I looked at NAEP data by quartile and poverty level (FRPL), and the higher poverty students do not appear to fall further behind as far as rank order goes. Back of the envelope calculations seem to show the same thing for Massachusetts MCAS scores.

That math and language arts scores correlate isn’t surprising to those of us who have taught both subjects, particularly to younger children, which for me meant grades 4, 6, 7, 8. Some research done by one of my grad students looked at correlations among grade 7 and 8l New York language arts and math tests and their respective California Achievement Tests. The highest correlation to the grade 8 math score was the grade 8 ELA score, followed by the grade 7 math score. CAT math scores came in 3rd. In my experience, students who are good at one subject tend to be pretty good across the board in early grades and middle school. It is the exception among young children to be good at math and bad at English, or vice versa. Bigger differences begin to show up in higher grades, where divergence of language abilities and math or science abilities are more noticeable, but again, I think this is student interest as much as capability. A look at individual student math and verbal SAT scores will also show that success in one area tends to be repeated with success in the other–well above average in math is likely to also be at least above average in verbal. The single subject aptitude child is the exception rather than the rule.

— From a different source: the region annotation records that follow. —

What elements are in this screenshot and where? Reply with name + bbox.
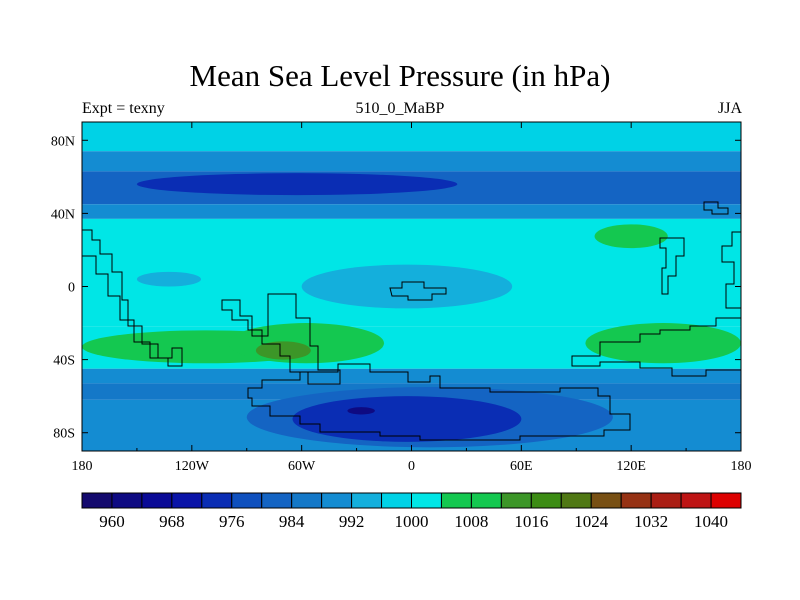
colorbar-swatch	[141, 492, 173, 509]
colorbar-swatch	[291, 492, 323, 509]
colorbar-label: 976	[219, 512, 245, 531]
colorbar-swatch	[590, 492, 622, 509]
north-pacific-low	[136, 173, 458, 196]
x-tick-label: 0	[408, 459, 415, 474]
x-tick-label: 180	[72, 459, 93, 474]
x-tick-label: 120E	[616, 459, 646, 474]
colorbar-label: 1000	[395, 512, 429, 531]
y-tick-label: 80S	[53, 427, 75, 442]
colorbar-label: 1008	[454, 512, 488, 531]
colorbar-label: 968	[159, 512, 185, 531]
experiment-label: Expt = texny	[82, 100, 165, 117]
colorbar-swatch	[560, 492, 592, 509]
colorbar-swatch	[500, 492, 532, 509]
colorbar-label: 960	[99, 512, 125, 531]
chart-title: Mean Sea Level Pressure (in hPa)	[189, 58, 611, 93]
x-tick-label: 120W	[175, 459, 210, 474]
colorbar-label: 1040	[694, 512, 728, 531]
run-label: 510_0_MaBP	[355, 100, 445, 117]
colorbar-swatch	[440, 492, 472, 509]
colorbar-swatch	[111, 492, 143, 509]
colorbar-swatch	[381, 492, 412, 509]
colorbar-swatch	[710, 492, 742, 509]
colorbar-swatch	[171, 492, 203, 509]
colorbar-swatch	[650, 492, 682, 509]
coastline-south-america	[221, 293, 341, 385]
asian-high	[594, 224, 668, 249]
coastline-west-pacific	[82, 229, 183, 367]
pressure-field	[82, 122, 741, 451]
x-axis: 180 120W 60W 0 60E 120E 180	[72, 122, 752, 474]
pacific-east-low	[136, 271, 201, 287]
x-tick-label: 60E	[510, 459, 533, 474]
colorbar-swatch	[470, 492, 502, 509]
colorbar-label: 1024	[574, 512, 609, 531]
colorbar-swatch	[530, 492, 562, 509]
colorbar-swatch	[680, 492, 712, 509]
y-tick-label: 40S	[53, 354, 75, 369]
south-american-high-core	[255, 341, 311, 360]
pressure-band-1	[82, 151, 741, 172]
colorbar-swatch	[231, 492, 263, 509]
colorbar-label: 992	[339, 512, 365, 531]
colorbar-swatch	[321, 492, 353, 509]
colorbar-swatch	[620, 492, 652, 509]
indian-ocean-high	[585, 323, 741, 364]
colorbar-label: 1016	[514, 512, 548, 531]
coastline-maritime-continent	[389, 281, 447, 301]
colorbar: 960 968 976 984 992 1000 1008 1016 1024 1032 1040	[81, 492, 742, 531]
x-tick-label: 180	[731, 459, 752, 474]
y-tick-label: 0	[68, 281, 75, 296]
season-label: JJA	[717, 100, 742, 117]
coastline-pacific-rim	[721, 231, 741, 309]
y-axis: 80N 40N 0 40S 80S	[51, 134, 741, 442]
pressure-band-3	[82, 204, 741, 219]
coastline-east-asia	[659, 237, 685, 295]
colorbar-swatch	[261, 492, 293, 509]
antarctic-min	[347, 407, 375, 415]
pressure-band-6	[82, 368, 741, 384]
colorbar-swatch	[351, 492, 383, 509]
coastline-north-east	[703, 201, 729, 215]
colorbar-label: 984	[279, 512, 305, 531]
colorbar-swatch	[81, 492, 113, 509]
x-tick-label: 60W	[288, 459, 316, 474]
colorbar-swatch	[201, 492, 233, 509]
y-tick-label: 40N	[51, 207, 75, 222]
antarctic-low-core	[292, 396, 522, 442]
y-tick-label: 80N	[51, 134, 75, 149]
coastlines	[82, 201, 741, 441]
equatorial-low	[301, 264, 513, 309]
colorbar-swatch	[411, 492, 442, 509]
coastline-antarctica	[247, 363, 631, 441]
colorbar-label: 1032	[634, 512, 668, 531]
coastline-australia	[571, 317, 741, 377]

Referencing your comment on validity of SGP methodology:

“Validity means that a measure measures what is intended to, which in this case, is that the measure is intended to capture the influence of schools and teachers on changes in student test scores over time. That is, the measure is not simply capturing something else. Validity is presumed good, but only to the extent those choosing what to measure are making good choices. One might, for example, choose to, and fully accomplish measurement of something totally useless (one can debate the value of measuring differences over time in reading and math scores as representative more broadly of teacher or school quality).”

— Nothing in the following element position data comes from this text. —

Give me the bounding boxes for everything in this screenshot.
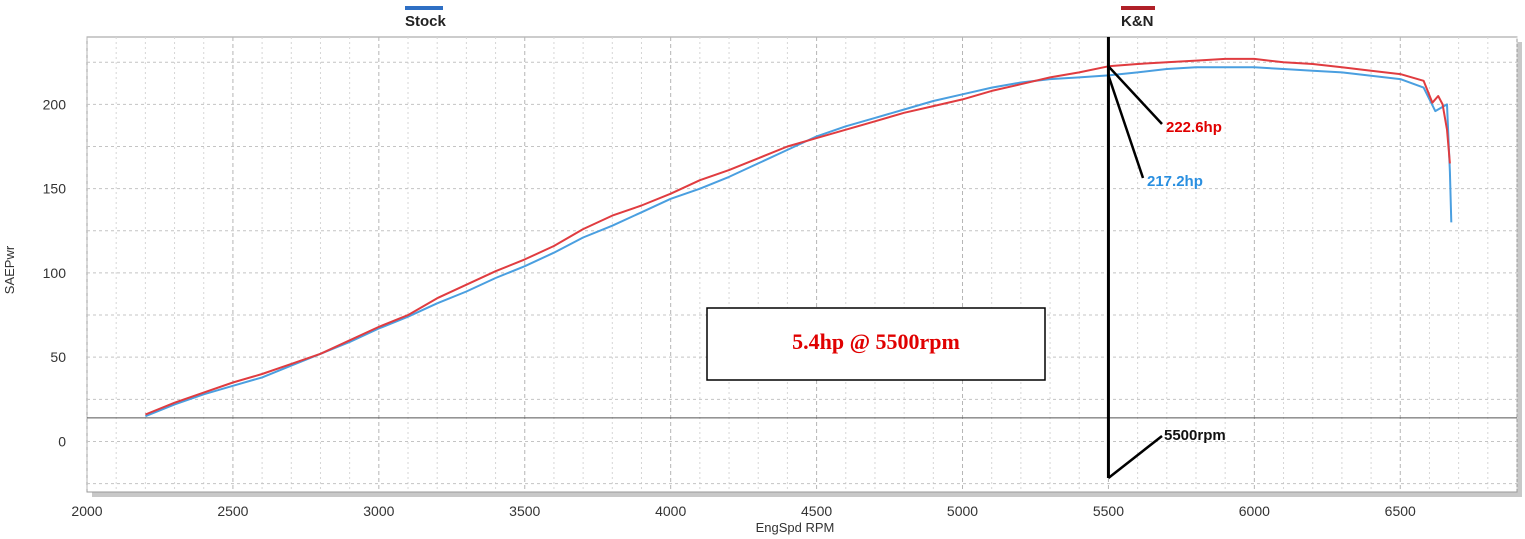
x-tick-label: 5000 [947,503,978,519]
legend-swatch-stock [405,6,443,10]
leader-stock [1107,75,1145,179]
x-axis-label: EngSpd RPM [756,520,835,535]
callout-rpm: 5500rpm [1164,427,1226,444]
gain-box-text: 5.4hp @ 5500rpm [792,329,960,354]
x-tick-label: 6500 [1385,503,1416,519]
legend-label-kn: K&N [1121,13,1154,30]
series-group [145,57,1453,418]
callout-leaders [1107,65,1163,479]
y-tick-label: 150 [43,181,67,197]
leader-rpm [1107,435,1163,479]
x-tick-label: 2000 [71,503,102,519]
x-tick-label: 4000 [655,503,686,519]
series-line-kn [145,57,1451,416]
x-tick-label: 4500 [801,503,832,519]
gain-box [706,307,1046,381]
callout-kn-power: 222.6hp [1166,119,1222,136]
y-tick-label: 50 [50,349,66,365]
y-tick-label: 0 [58,433,66,449]
leader-kn [1107,65,1163,125]
series-line-stock [145,66,1453,418]
legend-swatch-kn [1121,6,1155,10]
x-tick-label: 3000 [363,503,394,519]
y-tick-label: 100 [43,265,67,281]
x-tick-label: 5500 [1093,503,1124,519]
y-tick-labels: 0 50 100 150 200 [43,96,67,449]
x-tick-label: 3500 [509,503,540,519]
callout-stock-power: 217.2hp [1147,173,1203,190]
plot-area [86,36,1518,493]
y-axis-label: SAEPwr [2,245,17,294]
y-tick-label: 200 [43,96,67,112]
x-tick-label: 6000 [1239,503,1270,519]
x-tick-labels: 2000 2500 3000 3500 4000 4500 5000 5500 6000 6500 [71,503,1416,519]
legend-label-stock: Stock [405,13,447,30]
x-tick-label: 2500 [217,503,248,519]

I’ve been reading a few of the published (and in-press) papers on SGPs and one of the understandings I have gained is that SGPs were not even designed to measure the thing(s) that they’re currently being used to measure, i.e., the influence of schools and teachers on student performance.

So, isn’t this almost a moot point?

You are absolutely correct, and that’s a point I make in the video. SGPS aren’t even designed for this. But sadly, it seems I still have to show how bad they are when used this way… because state officials are determined to continue down this path.

Reblogged this on New Jersey Parent Advocates.